Common Sense Fail
Posted in Bad service on April 5th, 2010 by Les – Be the first to commentMy father-in-law called the theatre ticket line. What follows is an incredible failure of common sense on the part of the theatre, the ticket office or both.
“I’d like to book tickets for next month’s show, no expense spared, it’s an anniversary present. What are the best seats in the house?”
“We have front row seats available Sir, would that be ok?”
“Yes, perfect, thank you.”
The booking is concluded and the tickets duly arrive just one week before the show. My father-in-law examines the tickest. They are marked with a warning “restricted viewing”. This seems very odd. He paid a lot of money for the “best seats in the house”. How can the front row have restricted viewing?
He calls the ticket line.
“Hi, I’ve received my tickets but they state ‘restricted view’. Can you tell me what the restriction is? They’re front row tickets after all”
“Well, my notes here Sir say that due to the proximity of the front row to the stage, you won’t be able to see the actors’ feet.”
“You’ve got to be joking. When I asked for the best seats in the house they sold me front row. They’re not the best if you can’t see the feet can they?”
“They are very good seats sir, the best. You just may not always be able to see the actors’ feet”

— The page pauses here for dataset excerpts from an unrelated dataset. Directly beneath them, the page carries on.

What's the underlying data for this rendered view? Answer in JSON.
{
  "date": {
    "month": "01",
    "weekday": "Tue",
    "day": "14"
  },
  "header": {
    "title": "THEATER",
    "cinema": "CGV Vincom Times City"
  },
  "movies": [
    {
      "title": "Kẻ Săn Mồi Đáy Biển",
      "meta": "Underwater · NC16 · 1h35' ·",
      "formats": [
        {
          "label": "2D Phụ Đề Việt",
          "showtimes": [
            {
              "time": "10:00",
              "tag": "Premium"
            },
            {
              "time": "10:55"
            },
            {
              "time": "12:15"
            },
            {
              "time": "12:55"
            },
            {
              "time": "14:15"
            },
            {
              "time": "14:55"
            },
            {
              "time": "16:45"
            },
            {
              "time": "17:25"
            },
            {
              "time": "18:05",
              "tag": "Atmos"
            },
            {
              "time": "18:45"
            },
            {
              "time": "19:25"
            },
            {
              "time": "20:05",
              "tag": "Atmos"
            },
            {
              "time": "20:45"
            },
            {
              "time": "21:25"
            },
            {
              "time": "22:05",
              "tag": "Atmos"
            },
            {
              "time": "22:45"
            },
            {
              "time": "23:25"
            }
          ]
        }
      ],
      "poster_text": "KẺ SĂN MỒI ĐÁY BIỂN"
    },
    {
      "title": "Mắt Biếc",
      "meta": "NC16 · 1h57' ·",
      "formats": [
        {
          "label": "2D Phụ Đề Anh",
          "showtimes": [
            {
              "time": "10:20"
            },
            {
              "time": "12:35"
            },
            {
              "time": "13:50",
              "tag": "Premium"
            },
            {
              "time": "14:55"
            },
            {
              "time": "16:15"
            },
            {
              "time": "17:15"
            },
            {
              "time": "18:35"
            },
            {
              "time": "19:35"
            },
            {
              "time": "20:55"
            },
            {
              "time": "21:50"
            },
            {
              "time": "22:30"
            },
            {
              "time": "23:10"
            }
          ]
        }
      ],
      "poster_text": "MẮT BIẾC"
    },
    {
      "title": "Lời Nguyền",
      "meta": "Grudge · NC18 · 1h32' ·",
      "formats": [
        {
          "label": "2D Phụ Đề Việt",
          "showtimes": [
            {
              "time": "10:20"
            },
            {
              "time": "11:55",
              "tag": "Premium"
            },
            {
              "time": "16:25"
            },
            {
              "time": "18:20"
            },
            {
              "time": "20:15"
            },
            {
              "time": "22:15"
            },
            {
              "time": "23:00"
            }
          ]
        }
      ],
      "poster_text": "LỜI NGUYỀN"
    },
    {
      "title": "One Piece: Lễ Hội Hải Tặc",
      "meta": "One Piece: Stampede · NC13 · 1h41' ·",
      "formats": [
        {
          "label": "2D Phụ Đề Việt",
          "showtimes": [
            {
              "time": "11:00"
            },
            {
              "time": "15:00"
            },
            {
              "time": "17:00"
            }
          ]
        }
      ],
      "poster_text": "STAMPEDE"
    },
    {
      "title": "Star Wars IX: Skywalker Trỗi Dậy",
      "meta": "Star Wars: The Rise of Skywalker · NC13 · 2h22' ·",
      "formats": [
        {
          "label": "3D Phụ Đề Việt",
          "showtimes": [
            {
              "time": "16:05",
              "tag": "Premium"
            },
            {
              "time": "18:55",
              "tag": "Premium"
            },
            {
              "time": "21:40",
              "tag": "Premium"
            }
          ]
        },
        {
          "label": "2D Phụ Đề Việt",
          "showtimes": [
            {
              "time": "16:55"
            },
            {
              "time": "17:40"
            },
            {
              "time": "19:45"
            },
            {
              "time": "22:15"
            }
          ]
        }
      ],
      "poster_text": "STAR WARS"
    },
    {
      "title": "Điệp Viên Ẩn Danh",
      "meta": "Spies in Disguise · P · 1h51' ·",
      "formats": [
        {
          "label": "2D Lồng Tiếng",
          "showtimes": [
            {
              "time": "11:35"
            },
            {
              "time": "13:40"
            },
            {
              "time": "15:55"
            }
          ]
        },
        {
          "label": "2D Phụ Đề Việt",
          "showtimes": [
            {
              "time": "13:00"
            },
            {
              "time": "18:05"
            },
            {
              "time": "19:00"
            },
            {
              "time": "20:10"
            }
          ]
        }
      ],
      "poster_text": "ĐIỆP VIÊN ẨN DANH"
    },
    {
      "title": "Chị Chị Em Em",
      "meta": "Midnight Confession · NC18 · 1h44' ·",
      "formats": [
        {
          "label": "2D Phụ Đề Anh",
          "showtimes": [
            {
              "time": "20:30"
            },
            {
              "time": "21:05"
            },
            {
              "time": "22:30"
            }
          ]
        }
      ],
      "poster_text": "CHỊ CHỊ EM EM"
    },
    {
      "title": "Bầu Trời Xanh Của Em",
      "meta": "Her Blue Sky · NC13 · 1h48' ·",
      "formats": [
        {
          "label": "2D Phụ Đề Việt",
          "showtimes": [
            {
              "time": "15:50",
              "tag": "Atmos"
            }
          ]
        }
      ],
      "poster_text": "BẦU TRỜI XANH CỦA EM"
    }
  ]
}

“But we need to see their feet, that’s kind of the point!”
“I don’t understand Sir.”
“It’s Riverdance! The show is Riverdance. The feet are the show!”
“Sorry Sir, why is that?”
“Well, it’s Irish bloody dancing! They don’t move above the hips. That’s what its all about. The show is about dancing. With feet.”
“I see Sir, would you like me to change your seats?”
“Yes! Yes I would!”
“Let me see…”
“Sorry Sir, there are no other seats available. It’s very close to the show day you know.”
Only one thing to do in situations like this. Hang up. Find wall, proceed to bang head against wall.